Alfred Hitchcock’un Psycho’sunun galası 16 Haziran 1960’da New York’ta yapıldı. Film Ağustos ayında hem ABD’de hem de İngiltere’de gösterime girdi ve uzun süre gösterimde kaldı. Sonbahardan itibaren Avrupa’nın diğer ülkelerinde gösterime girdi ve 24 Kasım’da İtalya’da sinema salonlarını şereflendirdi. Film, tüm dünyada olduğu gibi, aylarca gösterimde kaldığı İtalya’da da çok tutuldu ve hâliyle İtalyan sinemacıları da derinden etkiledi. En çok etkilenenlerden biri de Mario Bava’ydı. O son derece zeki, vizyoner ve kurnaz bir sinemacıdır. Filmin ticari potansiyelini (güzel kadınlar, karanlık ilişkiler ve kanlı cinayetler) hemen fark etti ve 1962 yılının sonlarında bugün bilinen ilk giallo filmi kabul edilen La ragazza che sapeva troppo’nun hazırlıklarına başladı. Mario Bava’nın son siyah beyaz filmi olan ve Bava’nın da tıpkı hayranı olduğu Hitchcock gibi küçük bir cameo’su (tablodan bakan gözler) bulunan filmi La ragazza che sapeva troppo 10 Şubat 1963’te İtalya’da sessiz sedasız gösterime girdi. Filmin üzerindeki Hitchcockyen etki o denli belirgindi ki, film başta İngiltere’de olmak üzere tüm dünyada The Girl Who Knew Too Much (Çok Şey Bilen Kız) adıyla pazarlandı. Bu bariz bir şekilde Alfred Hitchcock’un The Man Who Knew Too Much (Çok Şey Bilen Adam) filmine bir göndermeydi.

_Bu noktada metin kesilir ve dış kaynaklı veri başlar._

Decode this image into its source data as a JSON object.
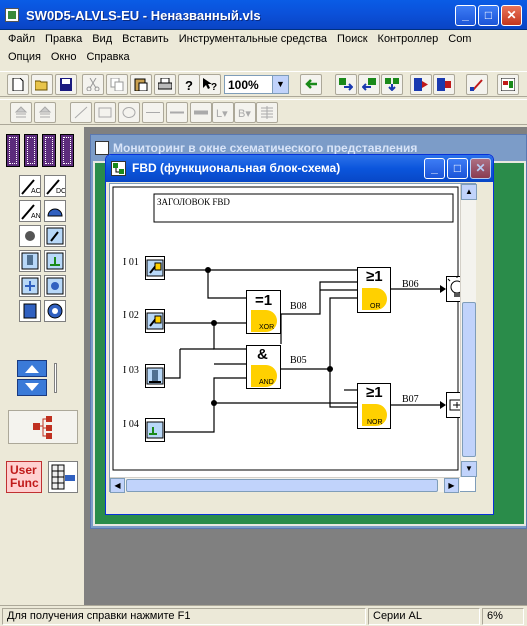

Akabindeki sene Mario Bava bu sefer Blood and Black Lace (Sei donne per l’assassino, 1964) adlı ilk renkli giallo’sunu çekti. İşte bu film büyük bir gişeye ulaştı ve gerek görsel stili ile anlatısı gerekse hikâyesinin detayları nedeniyle giallo (alt)türünün temellerini sağlamlaştırmış oldu. Lafı niye bu kadar uzattım çünkü benim bir teorim var. Dario Argento’nun giallo’nun dünya çapında tanınmasını ve sinema sektöründe kendine ait bir pazar yaratmasına vesile olan The Bird with The Crystal Plumage’ı (Kristal Kanatlı Kuş, 1970) bütün kaynaklarda sıklıkla rastlayacağınız şekilde Fredric Brown’un 1958 yılında Amerika Birleşik Devletleri’nde bir de orta hâlli bir film uyarlaması yapılan The Screaming Mimi adlı romanından çok, bence yukarıda kısaca değindiğim iki önemli Mario Bava klasiğinin, The Girl Who Knew Too Much ve Blood and Black Lace’in bir tür yeniden çevrimi gibi durmaktadır. Nasıl mı? Hadi başlayalım.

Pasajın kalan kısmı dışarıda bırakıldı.